Back to basics (cont.)

3. Positives & Negatives (15/15) - 100%
I'm getting the hang of it!

Odds & Evens

Things one must know:

• Add or subtract two odds or two evens, the result will be even.
• Add or subtract an odd with an even, the result will be odd.
• When multiplying, if any of the integers is even, the result will be even.
• When multiplying, if none of the integers is even, the result will be odd.
• Divisibility rules (see MGMAT NP p30)
• Set up a table listing all the possible odd/even scenarios if you are dealing with multiple variables that can be odd or even.
• Odd integers leave a remainder of 1 after division by 2
• Even integers leave a remainder of 0 after division by 2
• An arbitrary even number can be written as 2n, where n is any integer
• An arbitrary odd number can be written as 2n + 1 or 2n - 1, where n is any integer
  

Back to basics (cont.)

2. Odds & Evens (15/15) - 100%
Yay!

Divisibility & Primes

Things you should know:

• The sum, difference and product of two integers are always integers.
• The result of dividing two integers is sometimes an integer.
• Rules of divisibility (see MGMAT NP p14)
• Divisibility without rules:
  1) Find a multiple of the divisor that is close to the dividend
  2) Find the difference of the multiple and the initial number, then check if this difference is divisible by the divisor
  
• A factor is a positive integer that divides evenly into an integer.
• A multiple is formed by multiplying that integer by an integer.
• An integer is always both a factor and a multiple of itself.
• 1 is a factor of every integer.
  
  
• Adding or subtracting multiples of N result in a multiple of N.
• Adding or subtracting a multiple of N to/from a non-multiple of N results in a non-multiple of N.
• Adding two non-multiples of N can result in either a multiple of N or a non-multiple of N.
• When adding or subtracting two integers, neither of which is divisible by 2, the result will always be divisible by 2.
  
  
• First ten prime numbers: 2, 3, 5, 7, 11, 13, 17, 19, 23 and 29.
• Determining if a number is prime: test divisibility with odd numbers up to its root.
  
  
• Any integer is divisible by all of its factors and also divisible by all of the factors of its factors.
• An integer n is divisible by all the possible products of its primes.
  
  
• GCF (shared primes): Take the lowest count of each prime factor found across all the integers (smallest count is zero)
  
• LCM (all the primes less the shared primes): Take the highest count of each prime found across all the integers. 
• (GCF of m & n) x (LCM of m & n) = m x n
• GCF of m & n cannot be larger than the difference between m & n
• Consecutive multiples of n have a GCF of n 
• Total prime factors (length): Add the exponents of the prime factors. 
• Total factors - if a prime factors appears to Nth power then there are N+1 possibilities for the occurrence of that factor, multiple the number of ways to make each individual decision to find the number of ways to make all the decisions
  
• All perfect squares have an odd number of total factors and the prime factorization contains only even powers of primes
  
  
• N! must be divisible by all integers from 1 to N
  
  Remainders:
  
• X/N = Q + R/N
• X = Q x N + R
• Remainders range from 0 to (N - 1), there are N possible remainders.
• Remainders can be added or subtracted directly, as long as the excess or negative remainders are corrected by just adding or subtracting the divisor.
• Remainders can be multiplied as long as the excess is corrected at the end.
• The decimal part of a quotient equals the remainder divided by the divisor.
 

Back to basics with MGMAT again

Since I still don't feel quite comfortable with math I've decided to go over MGMAT books again.

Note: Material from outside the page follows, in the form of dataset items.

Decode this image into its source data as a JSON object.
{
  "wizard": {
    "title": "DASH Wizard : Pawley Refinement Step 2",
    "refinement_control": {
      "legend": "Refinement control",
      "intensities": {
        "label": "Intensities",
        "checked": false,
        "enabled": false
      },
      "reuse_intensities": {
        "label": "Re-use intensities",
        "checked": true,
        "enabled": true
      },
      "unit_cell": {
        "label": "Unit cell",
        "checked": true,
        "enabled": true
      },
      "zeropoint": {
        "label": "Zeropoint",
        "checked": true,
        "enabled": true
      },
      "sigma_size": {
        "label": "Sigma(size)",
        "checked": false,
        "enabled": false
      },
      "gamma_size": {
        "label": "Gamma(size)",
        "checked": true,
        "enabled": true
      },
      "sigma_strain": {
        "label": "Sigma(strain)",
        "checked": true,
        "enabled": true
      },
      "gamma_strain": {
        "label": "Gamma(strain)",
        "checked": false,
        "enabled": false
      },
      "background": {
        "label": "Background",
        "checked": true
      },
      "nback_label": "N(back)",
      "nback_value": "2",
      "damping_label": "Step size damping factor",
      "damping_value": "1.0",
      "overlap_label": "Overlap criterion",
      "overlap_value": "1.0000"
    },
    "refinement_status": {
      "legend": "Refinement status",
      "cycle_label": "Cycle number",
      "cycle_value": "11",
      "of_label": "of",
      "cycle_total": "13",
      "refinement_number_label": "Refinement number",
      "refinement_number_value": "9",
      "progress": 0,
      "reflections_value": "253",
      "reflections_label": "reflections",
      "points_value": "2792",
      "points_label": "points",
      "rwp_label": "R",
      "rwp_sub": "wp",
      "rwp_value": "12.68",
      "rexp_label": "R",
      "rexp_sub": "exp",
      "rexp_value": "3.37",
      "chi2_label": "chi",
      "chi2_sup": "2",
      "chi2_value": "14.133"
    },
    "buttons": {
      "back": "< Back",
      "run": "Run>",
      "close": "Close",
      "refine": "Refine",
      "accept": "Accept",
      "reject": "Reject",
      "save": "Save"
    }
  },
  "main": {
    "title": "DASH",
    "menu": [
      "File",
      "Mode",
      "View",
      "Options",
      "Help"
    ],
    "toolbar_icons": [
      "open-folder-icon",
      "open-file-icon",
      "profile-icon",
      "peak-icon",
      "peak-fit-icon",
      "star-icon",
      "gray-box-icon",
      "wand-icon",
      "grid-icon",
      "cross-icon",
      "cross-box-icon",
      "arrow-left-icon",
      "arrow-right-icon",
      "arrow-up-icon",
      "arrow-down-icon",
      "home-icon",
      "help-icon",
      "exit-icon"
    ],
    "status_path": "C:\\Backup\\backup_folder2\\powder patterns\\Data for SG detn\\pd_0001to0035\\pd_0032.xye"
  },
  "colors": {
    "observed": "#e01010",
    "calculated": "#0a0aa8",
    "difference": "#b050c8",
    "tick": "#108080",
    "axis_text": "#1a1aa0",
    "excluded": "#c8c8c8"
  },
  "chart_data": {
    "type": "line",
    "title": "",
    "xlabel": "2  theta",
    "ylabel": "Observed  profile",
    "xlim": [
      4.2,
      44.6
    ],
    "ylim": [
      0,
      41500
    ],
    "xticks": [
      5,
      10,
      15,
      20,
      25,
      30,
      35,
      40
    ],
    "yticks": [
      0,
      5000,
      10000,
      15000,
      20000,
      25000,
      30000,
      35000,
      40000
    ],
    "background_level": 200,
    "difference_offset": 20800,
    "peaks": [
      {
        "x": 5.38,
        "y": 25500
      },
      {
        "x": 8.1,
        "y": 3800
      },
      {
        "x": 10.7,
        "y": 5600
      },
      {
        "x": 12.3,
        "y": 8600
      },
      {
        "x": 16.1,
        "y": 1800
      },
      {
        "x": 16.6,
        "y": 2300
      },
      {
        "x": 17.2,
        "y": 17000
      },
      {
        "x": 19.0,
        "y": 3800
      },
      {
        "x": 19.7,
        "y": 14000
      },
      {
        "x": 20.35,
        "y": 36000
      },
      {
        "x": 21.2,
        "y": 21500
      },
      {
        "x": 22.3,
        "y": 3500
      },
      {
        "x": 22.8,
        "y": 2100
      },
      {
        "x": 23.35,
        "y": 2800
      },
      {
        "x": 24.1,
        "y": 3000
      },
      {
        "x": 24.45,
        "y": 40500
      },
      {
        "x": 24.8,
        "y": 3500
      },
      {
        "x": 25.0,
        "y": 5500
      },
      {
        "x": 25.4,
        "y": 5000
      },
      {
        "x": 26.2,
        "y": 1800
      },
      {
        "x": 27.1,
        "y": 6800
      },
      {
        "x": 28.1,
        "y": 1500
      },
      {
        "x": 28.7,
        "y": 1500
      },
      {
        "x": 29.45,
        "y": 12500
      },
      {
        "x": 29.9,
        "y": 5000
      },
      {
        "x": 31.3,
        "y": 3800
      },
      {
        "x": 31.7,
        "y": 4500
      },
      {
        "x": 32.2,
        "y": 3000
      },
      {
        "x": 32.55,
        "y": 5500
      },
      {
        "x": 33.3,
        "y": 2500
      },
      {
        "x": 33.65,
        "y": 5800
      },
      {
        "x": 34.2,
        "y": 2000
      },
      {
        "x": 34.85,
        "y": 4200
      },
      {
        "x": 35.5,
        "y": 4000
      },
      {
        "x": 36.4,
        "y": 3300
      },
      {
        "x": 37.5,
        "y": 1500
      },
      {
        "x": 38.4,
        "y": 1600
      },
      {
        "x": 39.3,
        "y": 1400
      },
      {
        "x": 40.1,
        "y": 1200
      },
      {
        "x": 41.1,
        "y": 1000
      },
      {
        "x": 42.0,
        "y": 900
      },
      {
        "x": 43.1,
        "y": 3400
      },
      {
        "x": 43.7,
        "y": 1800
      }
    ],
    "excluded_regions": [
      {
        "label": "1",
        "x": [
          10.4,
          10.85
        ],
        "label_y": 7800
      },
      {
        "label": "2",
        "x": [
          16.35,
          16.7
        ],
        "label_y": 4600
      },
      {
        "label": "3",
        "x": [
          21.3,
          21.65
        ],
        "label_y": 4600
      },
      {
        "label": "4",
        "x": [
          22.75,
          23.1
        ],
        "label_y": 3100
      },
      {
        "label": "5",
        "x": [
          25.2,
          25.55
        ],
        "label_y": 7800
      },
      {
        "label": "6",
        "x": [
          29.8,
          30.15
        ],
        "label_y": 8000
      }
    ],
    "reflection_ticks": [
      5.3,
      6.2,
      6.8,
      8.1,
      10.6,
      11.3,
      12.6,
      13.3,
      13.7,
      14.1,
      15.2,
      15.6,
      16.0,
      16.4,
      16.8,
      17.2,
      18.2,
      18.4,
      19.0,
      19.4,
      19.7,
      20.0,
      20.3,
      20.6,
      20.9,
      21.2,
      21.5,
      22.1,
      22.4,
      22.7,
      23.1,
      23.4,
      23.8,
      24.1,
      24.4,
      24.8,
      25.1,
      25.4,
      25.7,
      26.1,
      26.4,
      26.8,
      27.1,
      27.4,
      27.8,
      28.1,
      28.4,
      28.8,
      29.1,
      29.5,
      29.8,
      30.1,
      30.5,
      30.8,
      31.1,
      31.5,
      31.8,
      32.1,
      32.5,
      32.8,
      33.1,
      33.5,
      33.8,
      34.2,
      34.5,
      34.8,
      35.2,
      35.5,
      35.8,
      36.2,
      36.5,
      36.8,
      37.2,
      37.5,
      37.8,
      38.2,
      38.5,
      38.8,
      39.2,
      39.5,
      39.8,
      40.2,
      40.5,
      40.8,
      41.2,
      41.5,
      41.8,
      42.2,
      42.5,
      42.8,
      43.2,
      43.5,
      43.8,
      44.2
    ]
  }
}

1. Divisibility & Primes (13/15) - 87%

Kaplan Math Workbook Word Problems

2. Data Sufficiency Practice Test 1 (11/25) - 44%
A real bloodbath.

Kaplan Math Workbook Data Sufficiency

1. Data Sufficiency Practice Test 1 (15/24) - 63%

I hate DS.

Kaplan Math Workbook Word Problems

1. General Word Problems Test (33/40) - 83%

Kaplan Math Workbook Word Problems

1. Percent, Ratio and Rates Word Problems Test (36/37) - 97%

I'm getting better at this.

Kaplan Math Workbook Word Problems

1. Level 1 Test (24/25) 96%
This is easy. One mistake because I haven't mastered algebra yet.

Kaplan Math Workbook Geometry (cont. 2)

5. Multiple Figures (13/15) - 87%
Did this one yesterday.

6. Solids (7/8) - 87%